As wife of the Secretary of State, Louisa Catherine Adams began posing for Gilbert Stuart in 1821; this portrait was not completed until five years later when her husband, John Quincy Adams, was President.



Picture-Farmyard in Winter

"Farmyard in Winter", painted by George H. Durrie in 1858, shows nostalgia for an idealized past.



'Bear Lake, New Mexico' by Georgia O'Keeffe, 1930

Bear Lake, New Mexico, painted by Georgia O'Keeffe in 1930, is a landscape painting of an area north Taos on Taos Pueblo land. O'Keeffe went to New Mexico for her first extended visit in 1929, and for the next two decades would visit during the summer months, spending the rest of the year in New York City.



Painting-Lighter Relieving a Steamboat Aground

Lighter Relieving a Steamboat Aground, painted by George Caleb Bingham in 1847, hangs above the north door in the Green Room. This genre scene portrays flatboatmen along the Mississippi or the Missouri River.
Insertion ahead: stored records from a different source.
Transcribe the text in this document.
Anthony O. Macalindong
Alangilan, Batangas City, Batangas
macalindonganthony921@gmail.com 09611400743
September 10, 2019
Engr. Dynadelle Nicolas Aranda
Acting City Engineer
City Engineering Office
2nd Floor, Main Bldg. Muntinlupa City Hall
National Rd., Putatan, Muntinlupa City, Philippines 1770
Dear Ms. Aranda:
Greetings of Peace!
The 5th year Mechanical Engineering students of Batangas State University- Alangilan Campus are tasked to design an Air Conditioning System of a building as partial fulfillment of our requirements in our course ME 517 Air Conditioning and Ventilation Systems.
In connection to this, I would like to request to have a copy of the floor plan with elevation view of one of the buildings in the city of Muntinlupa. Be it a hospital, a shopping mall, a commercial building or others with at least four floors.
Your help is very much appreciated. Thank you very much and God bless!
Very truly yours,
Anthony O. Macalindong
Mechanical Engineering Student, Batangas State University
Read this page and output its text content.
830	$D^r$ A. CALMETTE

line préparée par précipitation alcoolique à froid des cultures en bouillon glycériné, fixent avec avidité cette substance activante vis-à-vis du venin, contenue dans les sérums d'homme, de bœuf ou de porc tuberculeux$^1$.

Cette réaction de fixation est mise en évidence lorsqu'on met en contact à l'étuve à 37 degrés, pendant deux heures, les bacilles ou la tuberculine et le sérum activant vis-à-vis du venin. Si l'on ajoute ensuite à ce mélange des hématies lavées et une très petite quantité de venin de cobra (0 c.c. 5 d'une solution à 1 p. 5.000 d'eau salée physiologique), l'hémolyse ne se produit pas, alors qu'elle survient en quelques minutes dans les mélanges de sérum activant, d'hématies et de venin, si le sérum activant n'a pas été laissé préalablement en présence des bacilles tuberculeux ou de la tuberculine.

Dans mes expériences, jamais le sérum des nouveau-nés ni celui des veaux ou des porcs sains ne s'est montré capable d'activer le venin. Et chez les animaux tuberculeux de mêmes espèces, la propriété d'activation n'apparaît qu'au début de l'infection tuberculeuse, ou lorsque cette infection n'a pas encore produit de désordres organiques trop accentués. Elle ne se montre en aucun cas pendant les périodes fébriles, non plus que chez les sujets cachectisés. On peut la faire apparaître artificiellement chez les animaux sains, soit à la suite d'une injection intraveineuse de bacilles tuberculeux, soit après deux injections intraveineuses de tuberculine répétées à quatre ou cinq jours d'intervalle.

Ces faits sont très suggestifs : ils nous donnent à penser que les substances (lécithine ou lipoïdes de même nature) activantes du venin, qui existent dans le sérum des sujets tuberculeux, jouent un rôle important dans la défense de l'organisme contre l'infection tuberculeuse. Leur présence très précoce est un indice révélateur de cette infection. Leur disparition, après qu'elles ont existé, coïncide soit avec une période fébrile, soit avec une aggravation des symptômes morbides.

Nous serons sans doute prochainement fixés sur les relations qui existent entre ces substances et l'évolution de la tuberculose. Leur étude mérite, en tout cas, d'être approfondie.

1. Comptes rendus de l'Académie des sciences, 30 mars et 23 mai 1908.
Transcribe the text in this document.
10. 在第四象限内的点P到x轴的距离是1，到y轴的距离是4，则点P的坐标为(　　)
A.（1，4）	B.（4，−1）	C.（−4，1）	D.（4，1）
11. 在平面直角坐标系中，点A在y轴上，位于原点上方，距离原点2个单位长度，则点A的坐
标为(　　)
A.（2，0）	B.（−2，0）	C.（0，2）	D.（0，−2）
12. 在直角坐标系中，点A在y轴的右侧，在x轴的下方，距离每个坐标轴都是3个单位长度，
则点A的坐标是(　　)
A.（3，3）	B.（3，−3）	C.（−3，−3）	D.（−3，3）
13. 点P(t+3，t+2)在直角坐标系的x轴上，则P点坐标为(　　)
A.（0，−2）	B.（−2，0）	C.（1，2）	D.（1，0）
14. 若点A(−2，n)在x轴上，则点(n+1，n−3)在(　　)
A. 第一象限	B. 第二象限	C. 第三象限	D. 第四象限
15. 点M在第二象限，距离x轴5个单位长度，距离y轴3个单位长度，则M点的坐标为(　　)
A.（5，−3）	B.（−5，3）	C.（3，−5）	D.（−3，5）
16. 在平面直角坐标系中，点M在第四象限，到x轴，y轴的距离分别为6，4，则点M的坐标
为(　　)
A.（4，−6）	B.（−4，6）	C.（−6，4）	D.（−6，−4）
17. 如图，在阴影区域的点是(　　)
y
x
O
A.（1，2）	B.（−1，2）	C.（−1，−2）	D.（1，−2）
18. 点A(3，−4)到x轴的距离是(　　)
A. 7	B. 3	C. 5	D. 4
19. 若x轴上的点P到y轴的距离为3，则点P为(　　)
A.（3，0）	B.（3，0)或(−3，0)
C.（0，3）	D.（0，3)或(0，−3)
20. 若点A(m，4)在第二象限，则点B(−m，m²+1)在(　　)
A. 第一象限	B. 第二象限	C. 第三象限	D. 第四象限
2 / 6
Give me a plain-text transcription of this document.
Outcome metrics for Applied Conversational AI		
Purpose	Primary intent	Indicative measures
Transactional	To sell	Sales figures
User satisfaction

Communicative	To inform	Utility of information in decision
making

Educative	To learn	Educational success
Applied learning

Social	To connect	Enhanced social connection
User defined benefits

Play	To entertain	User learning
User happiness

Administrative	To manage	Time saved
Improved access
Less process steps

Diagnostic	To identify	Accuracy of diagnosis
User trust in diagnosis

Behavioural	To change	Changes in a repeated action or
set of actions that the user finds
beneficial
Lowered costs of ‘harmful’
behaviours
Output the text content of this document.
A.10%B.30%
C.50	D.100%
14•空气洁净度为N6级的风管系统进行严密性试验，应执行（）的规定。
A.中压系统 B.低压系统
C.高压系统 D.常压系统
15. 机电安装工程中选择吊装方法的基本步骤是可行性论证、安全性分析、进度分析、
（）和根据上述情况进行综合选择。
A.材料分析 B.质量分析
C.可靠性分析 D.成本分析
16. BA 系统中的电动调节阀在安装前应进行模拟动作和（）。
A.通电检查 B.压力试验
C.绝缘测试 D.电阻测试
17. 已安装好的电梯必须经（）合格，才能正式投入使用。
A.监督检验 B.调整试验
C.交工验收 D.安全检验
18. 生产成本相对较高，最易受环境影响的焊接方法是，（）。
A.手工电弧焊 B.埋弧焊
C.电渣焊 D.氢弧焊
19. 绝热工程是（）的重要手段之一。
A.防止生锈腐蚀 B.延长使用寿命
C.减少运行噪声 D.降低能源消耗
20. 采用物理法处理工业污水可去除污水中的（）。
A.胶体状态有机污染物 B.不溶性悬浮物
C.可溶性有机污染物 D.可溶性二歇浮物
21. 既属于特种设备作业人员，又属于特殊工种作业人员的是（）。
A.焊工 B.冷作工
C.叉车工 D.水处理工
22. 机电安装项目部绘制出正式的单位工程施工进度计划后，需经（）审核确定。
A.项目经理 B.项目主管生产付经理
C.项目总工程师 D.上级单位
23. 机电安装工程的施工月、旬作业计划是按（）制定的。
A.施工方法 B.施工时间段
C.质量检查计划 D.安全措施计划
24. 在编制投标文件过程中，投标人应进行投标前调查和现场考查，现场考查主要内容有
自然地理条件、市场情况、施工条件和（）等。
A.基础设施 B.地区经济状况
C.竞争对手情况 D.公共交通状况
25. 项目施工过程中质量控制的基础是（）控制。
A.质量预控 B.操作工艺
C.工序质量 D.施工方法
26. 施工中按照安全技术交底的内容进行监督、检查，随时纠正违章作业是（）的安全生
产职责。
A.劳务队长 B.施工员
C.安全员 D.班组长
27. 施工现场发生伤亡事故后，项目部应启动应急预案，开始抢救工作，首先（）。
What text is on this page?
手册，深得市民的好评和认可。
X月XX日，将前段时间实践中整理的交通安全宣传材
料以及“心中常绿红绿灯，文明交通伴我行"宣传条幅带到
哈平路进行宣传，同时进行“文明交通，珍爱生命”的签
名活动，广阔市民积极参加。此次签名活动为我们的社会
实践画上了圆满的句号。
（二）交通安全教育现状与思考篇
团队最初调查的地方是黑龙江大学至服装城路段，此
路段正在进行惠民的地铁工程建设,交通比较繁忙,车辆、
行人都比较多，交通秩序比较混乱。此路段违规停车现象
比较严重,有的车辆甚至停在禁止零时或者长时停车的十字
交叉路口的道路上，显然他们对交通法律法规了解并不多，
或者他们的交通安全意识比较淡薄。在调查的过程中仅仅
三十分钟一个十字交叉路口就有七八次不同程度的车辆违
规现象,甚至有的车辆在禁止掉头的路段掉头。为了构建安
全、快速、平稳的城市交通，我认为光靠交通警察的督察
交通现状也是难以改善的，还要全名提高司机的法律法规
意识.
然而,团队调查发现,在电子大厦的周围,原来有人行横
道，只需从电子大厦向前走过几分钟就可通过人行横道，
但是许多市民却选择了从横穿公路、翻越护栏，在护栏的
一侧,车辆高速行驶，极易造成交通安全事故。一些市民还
'Sand Dunes at Sunset, Atlantic City' by Henry Ossawa Tanner, c. 1885

Sand Dunes at Sunset, Atlantic City (c. 1885) is one of Henry Ossawa Tanner's largest and most artistically ambitious landscape paintings. Depicted in the late afternoon light, windswept sand dunes appear before an ocean covered with a low haze that partially hides the sun. Upon close examination, one can see that Tanner incorporated sand into the paint used to create the sand dunes. Henry Tanner, the son of an African Methodist Episcopal minister, is the first African-American artist to have a work included in the White House collection.